According to the Cook Political Report, Democrats are expecting to pick up seats in Alaska, New Mexico, and Virginia. Democrats are also in toss-ups with Republican candidates in Colorado, Georgia, Minnesota, Mississippi, New Hampshire, North Carolina, and Oregon.
Democrats expect to protect the seats of US Sens. Mary Landrieu (D-LA) and Tim Johnson (D-SD), the only two appearing in any jeopardy.
US Sen. Barbara Boxer (D-CA) has sent out at least two fundraising pitches for Georgia’s candidate to her PAC for a Change email list.
“Jim Martin is challenging Georgia Senator Saxby Chambliss who ran what many thought was a dishonorable campaign in 2002 when he compared war hero and incumbent Democratic Senator Max Cleland to Osama bin Laden in a TV ad,” Boxer wrote.
“Across the country there is growing interest in our campaign, including by national parties, because it’s clear that Georgians are ready to reject Saxby Chambliss for his support of the economic policies that have gotten us in this mess,” Hansen said.
The Democratic Senatorial Campaign Committee (DSCC) is now pumping money into Georgia, running its first negative television ad against Chambliss on October 15, 2008, with the provision that no candidate or campaign endorsed the ad.
In a tight race, a third party candidate like Buckley could play the spoiler by taking votes away from one or both candidates. Buckley may be taking votes away from fiscally conservative Republicans who would otherwise vote for Chambliss.
One possible scenario, which seems somewhat likely based on poll data, is that Chambliss wins a slight plurality, but not the 50% plus one required for a majority.
If Chambliss and Martin go into a run-off, the race will likely garner national attention and financial resources from national Democratic and Republican parties.
But the Buckley campaign says the Atlanta attorney is in it to win it.

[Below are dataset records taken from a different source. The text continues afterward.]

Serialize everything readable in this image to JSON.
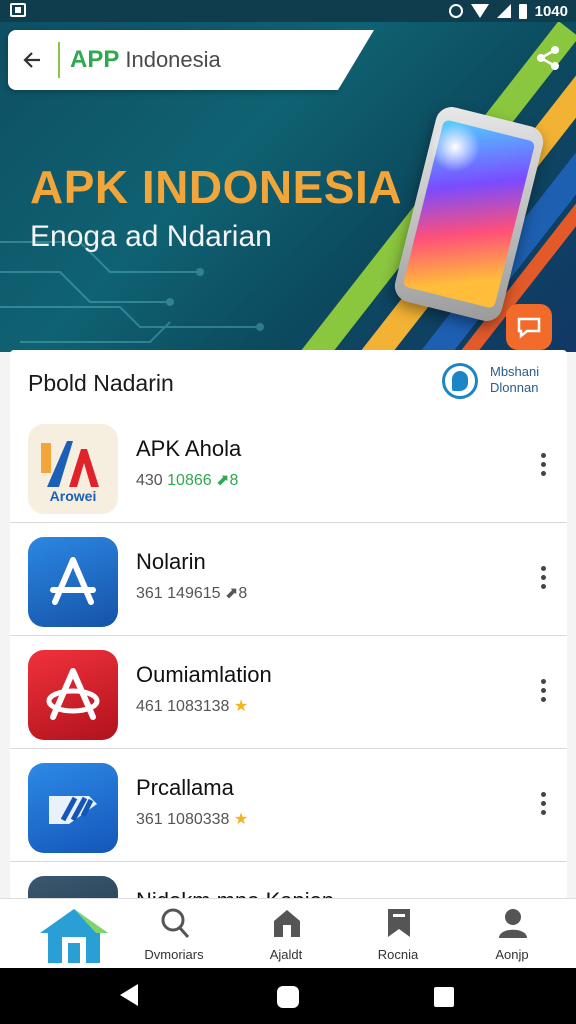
{
  "status_bar": {
    "time": "1040"
  },
  "header": {
    "brand": "APP",
    "brand_sub": "Indonesia"
  },
  "hero": {
    "title": "APK INDONESIA",
    "subtitle": "Enoga ad Ndarian"
  },
  "list": {
    "title": "Pbold Nadarin",
    "badge_text": "Mbshani Dlonnan",
    "items": [
      {
        "name": "APK Ahola",
        "meta_a": "430 ",
        "meta_b": "10866",
        "meta_c": " ⬈8",
        "icon": "apk-logo-icon",
        "icon_text": "Arowei"
      },
      {
        "name": "Nolarin",
        "meta_a": "361 149615 ",
        "meta_b": "",
        "meta_c": "⬈8",
        "icon": "app-store-icon"
      },
      {
        "name": "Oumiamlation",
        "meta_a": "461 1083138 ",
        "meta_b": "",
        "meta_c": "★",
        "icon": "red-a-icon"
      },
      {
        "name": "Prcallama",
        "meta_a": "361 1080338 ",
        "meta_b": "",
        "meta_c": "★",
        "icon": "blue-slash-icon"
      },
      {
        "name": "Nidokm mna Kapion",
        "meta_a": "",
        "meta_b": "",
        "meta_c": "",
        "icon": "mountain-icon"
      }
    ]
  },
  "bottom_nav": {
    "items": [
      {
        "label": "",
        "icon": "home-icon"
      },
      {
        "label": "Dvmoriars",
        "icon": "search-icon"
      },
      {
        "label": "Ajaldt",
        "icon": "house-icon"
      },
      {
        "label": "Rocnia",
        "icon": "bookmark-icon"
      },
      {
        "label": "Aonjp",
        "icon": "profile-icon"
      }
    ]
  },
  "colors": {
    "accent_green": "#2fa84f",
    "hero_orange": "#f2a63a",
    "hero_teal": "#0f6272"
  }
}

“In order for Allen to win, he has to take votes away from both candidates [but] he’s not interested in being a spoiler,” Brian Jackson, Campaign Manager for Buckley, told Atlanta Progressive News. “He’s certainly interested in coming out and swinging.”
Jackson said Buckley is appealing to Republicans and Democrats who are fiscally Conservative and fed up with runaway Congressional spending. Recent polls show Buckley pulling anywhere between 2 and 8%.

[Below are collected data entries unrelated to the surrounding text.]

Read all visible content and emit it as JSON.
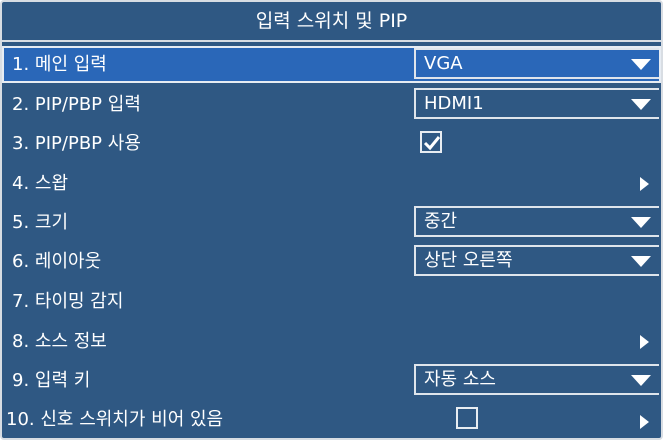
{
  "title": "입력 스위치 및 PIP",
  "items": [
    {
      "label": "1. 메인 입력",
      "control": "dropdown",
      "value": "VGA",
      "selected": true
    },
    {
      "label": "2. PIP/PBP 입력",
      "control": "dropdown",
      "value": "HDMI1"
    },
    {
      "label": "3. PIP/PBP 사용",
      "control": "checkbox",
      "checked": true
    },
    {
      "label": "4. 스왑",
      "control": "submenu"
    },
    {
      "label": "5. 크기",
      "control": "dropdown",
      "value": "중간"
    },
    {
      "label": "6. 레이아웃",
      "control": "dropdown",
      "value": "상단 오른쪽"
    },
    {
      "label": "7. 타이밍 감지",
      "control": "none"
    },
    {
      "label": "8. 소스 정보",
      "control": "submenu"
    },
    {
      "label": "9. 입력 키",
      "control": "dropdown",
      "value": "자동 소스"
    },
    {
      "label": "10. 신호 스위치가 비어 있음",
      "control": "checkbox+submenu",
      "checked": false
    }
  ],
  "colors": {
    "panel": "#2f5883",
    "selected": "#2a67b8",
    "border": "#d8dde3"
  }
}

“If the people are tired of the two people who are out there, if people are aware of Allen Buckley and get a chance to hear his message, then they’re going to vote for him,” Jackson said.
As previously reported by APN, the Libertarian Party is the only third party in Georgia to have standing as a party and to be on the ballot for statewide elections. The Party was able to garner the signatures of 1% of registered voters in Georgia and run in a previous statewide election. As long as they get 1% of the vote or more, they perpetuate access for themselves onto the next statewide ballot.